February 25, 2014
The Citizens’ Stamp Advisory Committee has released a list of people and images that will be subjects of future postage stamps. The list includes Steve Jobs, Rudolph the Red-Nosed Reindeer, and Wilt Chamberlain. The Citizens’ Stamp Advisory Committee selects the subjects for recommendation to the Postmaster General, and meets regularly to evaluate as many as 50,000 inquiries a year recommending subjects and designs for stamps.
I ran the following search in All Federal materials on WestlawNext:
+”Citizens’ Stamp Advisory Committee”
Because “Advisory Committee” is a pretty common phrase, I decided to put our search in quotations and add the plus symbol to force Westlaw to search for this exact phrase.
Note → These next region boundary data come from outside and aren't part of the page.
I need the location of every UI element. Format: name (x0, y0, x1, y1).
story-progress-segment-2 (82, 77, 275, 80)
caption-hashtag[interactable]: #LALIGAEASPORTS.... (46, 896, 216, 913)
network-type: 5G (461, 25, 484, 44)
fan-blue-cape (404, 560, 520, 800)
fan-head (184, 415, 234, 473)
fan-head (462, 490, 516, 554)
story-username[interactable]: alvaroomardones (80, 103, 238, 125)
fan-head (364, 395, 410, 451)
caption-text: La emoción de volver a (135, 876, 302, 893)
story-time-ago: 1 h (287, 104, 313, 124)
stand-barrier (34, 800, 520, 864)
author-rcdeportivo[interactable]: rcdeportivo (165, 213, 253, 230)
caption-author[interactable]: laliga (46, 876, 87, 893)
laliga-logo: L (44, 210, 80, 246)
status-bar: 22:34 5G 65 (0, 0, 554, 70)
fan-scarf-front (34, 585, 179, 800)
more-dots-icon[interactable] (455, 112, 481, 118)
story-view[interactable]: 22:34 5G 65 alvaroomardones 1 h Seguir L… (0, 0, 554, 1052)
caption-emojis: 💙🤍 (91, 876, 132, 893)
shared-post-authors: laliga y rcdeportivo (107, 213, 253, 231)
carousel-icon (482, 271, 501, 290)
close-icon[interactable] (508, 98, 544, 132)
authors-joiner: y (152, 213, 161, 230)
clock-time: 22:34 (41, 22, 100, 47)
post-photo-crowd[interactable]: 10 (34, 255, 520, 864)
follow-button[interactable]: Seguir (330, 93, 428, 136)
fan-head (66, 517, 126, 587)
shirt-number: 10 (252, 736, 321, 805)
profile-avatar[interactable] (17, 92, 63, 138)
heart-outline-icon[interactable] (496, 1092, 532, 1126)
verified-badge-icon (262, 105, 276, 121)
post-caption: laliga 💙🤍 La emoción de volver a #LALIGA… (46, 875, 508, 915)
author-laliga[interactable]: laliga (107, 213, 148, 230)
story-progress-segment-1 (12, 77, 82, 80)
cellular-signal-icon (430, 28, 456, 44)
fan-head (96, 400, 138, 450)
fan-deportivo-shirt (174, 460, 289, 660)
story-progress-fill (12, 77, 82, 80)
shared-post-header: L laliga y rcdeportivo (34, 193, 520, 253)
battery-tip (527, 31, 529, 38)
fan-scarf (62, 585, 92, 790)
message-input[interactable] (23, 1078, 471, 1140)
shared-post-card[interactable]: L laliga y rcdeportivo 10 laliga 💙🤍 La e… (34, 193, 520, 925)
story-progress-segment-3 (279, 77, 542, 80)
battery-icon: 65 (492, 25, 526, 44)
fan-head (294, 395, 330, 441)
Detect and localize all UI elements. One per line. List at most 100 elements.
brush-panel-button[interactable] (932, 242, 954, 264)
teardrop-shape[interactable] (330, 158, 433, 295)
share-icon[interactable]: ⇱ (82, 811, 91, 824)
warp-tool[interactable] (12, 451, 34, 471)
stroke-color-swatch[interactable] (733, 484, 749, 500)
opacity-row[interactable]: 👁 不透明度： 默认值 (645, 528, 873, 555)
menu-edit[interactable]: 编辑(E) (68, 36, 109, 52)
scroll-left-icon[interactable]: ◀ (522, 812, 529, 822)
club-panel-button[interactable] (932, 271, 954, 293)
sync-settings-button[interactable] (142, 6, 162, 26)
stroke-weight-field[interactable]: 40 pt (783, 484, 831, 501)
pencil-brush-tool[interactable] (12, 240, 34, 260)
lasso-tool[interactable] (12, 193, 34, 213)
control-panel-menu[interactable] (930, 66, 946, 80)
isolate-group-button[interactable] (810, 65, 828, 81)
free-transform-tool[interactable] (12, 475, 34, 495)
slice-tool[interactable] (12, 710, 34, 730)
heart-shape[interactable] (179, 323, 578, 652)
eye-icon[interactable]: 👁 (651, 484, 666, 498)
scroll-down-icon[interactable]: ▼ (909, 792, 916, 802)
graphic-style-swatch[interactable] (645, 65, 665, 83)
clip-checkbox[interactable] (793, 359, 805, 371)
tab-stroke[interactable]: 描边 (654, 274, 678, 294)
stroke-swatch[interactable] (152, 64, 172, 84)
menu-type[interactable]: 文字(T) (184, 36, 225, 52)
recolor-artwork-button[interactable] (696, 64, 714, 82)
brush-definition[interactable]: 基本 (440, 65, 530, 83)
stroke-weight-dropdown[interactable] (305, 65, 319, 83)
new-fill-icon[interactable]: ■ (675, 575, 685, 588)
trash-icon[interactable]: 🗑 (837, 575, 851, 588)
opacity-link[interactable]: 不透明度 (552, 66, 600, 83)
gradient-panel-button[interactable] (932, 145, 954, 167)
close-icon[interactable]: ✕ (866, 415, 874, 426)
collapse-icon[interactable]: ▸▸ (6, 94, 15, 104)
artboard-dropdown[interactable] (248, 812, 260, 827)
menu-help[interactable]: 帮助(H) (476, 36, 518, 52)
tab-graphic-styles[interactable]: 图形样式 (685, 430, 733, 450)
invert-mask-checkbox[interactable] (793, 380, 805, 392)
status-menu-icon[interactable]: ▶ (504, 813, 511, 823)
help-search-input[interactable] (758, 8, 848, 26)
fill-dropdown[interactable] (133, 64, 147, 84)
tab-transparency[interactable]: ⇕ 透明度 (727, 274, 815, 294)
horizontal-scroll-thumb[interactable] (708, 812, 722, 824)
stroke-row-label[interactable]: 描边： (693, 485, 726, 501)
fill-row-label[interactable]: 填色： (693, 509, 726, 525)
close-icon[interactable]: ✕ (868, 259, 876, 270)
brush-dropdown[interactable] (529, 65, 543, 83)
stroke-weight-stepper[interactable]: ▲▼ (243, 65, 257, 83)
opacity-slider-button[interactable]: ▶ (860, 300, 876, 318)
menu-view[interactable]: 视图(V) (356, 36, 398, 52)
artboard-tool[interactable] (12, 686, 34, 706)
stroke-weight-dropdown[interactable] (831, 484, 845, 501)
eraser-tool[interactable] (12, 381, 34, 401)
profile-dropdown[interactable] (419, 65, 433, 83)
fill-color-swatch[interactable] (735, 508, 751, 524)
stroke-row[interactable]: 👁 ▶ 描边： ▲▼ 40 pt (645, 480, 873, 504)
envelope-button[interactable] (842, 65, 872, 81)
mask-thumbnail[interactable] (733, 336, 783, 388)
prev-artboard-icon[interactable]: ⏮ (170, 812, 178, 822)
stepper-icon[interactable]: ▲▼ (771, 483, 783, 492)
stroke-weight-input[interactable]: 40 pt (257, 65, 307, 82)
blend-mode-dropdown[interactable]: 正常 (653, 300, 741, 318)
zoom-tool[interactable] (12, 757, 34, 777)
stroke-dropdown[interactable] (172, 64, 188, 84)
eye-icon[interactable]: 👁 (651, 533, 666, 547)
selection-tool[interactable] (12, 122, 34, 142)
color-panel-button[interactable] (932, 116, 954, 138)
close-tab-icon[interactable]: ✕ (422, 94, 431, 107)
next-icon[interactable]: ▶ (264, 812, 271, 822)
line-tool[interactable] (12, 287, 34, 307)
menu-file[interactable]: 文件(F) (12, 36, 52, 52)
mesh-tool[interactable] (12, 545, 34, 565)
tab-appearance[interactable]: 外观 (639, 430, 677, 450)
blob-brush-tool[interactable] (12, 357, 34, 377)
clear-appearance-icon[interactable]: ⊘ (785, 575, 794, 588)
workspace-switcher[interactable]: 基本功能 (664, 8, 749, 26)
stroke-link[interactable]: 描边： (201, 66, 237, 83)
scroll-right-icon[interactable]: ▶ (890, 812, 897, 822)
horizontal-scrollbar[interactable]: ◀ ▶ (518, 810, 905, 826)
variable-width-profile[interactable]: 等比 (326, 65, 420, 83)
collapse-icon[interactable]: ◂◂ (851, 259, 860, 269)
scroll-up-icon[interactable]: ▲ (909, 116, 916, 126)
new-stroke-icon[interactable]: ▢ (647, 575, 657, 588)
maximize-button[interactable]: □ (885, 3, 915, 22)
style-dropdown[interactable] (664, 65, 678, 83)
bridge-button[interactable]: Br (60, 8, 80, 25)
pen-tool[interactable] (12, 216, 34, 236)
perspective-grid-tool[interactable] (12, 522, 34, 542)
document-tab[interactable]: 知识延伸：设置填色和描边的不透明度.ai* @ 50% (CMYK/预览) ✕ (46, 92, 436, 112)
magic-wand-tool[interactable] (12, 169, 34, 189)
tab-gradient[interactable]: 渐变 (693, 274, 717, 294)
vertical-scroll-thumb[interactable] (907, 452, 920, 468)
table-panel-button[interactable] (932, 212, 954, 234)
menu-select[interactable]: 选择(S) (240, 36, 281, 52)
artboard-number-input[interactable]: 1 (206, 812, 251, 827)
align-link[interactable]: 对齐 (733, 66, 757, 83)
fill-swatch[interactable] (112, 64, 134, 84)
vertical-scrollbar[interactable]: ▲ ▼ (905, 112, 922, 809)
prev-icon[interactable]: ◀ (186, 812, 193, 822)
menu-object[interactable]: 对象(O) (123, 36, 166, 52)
Another way we could do this would be to use the ADV command:
ADV: “Citizens’ Stamp Advisory Committee”
There are 2 regulations that mention the Committee.
39 C.F.R. § 551.3 – Procedure for selection of causes and recipient executive agencies.
39 C.F.R. § 551.4 – Submission requirements and selection criteria.
The first result in the Adminstrative Decisions & Guidance is a document from the Congressional Research Service:
COMMEMORATIVE POSTAGE STAMPS: HISTORY, SELECTION CRITERIA, AND REVENUE POTENTIAL. 2007 WL 1879818
That article indicates that “commemorative stamp program contributed an estimated $225.9 million in retained revenues for the USPS in 2005.” Because the United States Postal Service is expected to be self-supporting, this revenue is important. The document also provides a history and description of the Citizens‘ Stamp Advisory Committee. The committee was established in 1957, contains 15 members (not postal employees) from a variety of backgrounds, who serve three year terms.
Despite revenue from commemorative stamps, the U.S. Postal Service has struggled in recent years with debt. Last year, it announced they had a net loss of $5 billion in the 2013 fiscal year. The U.S. Postal Service made a number of recommendations as to how they can resolve their financial crisis, one of the most widely discussed of which was reducing delivery of mail to 5 days a week instead of 6. That proposal was “delayed” after Congress passed a spending bill continuing a prohibition against reducing delivery days.
You can find Postal Service Statutes in the United States Code under Title 39, and regulations under the same title in the Code of Federal Regulation.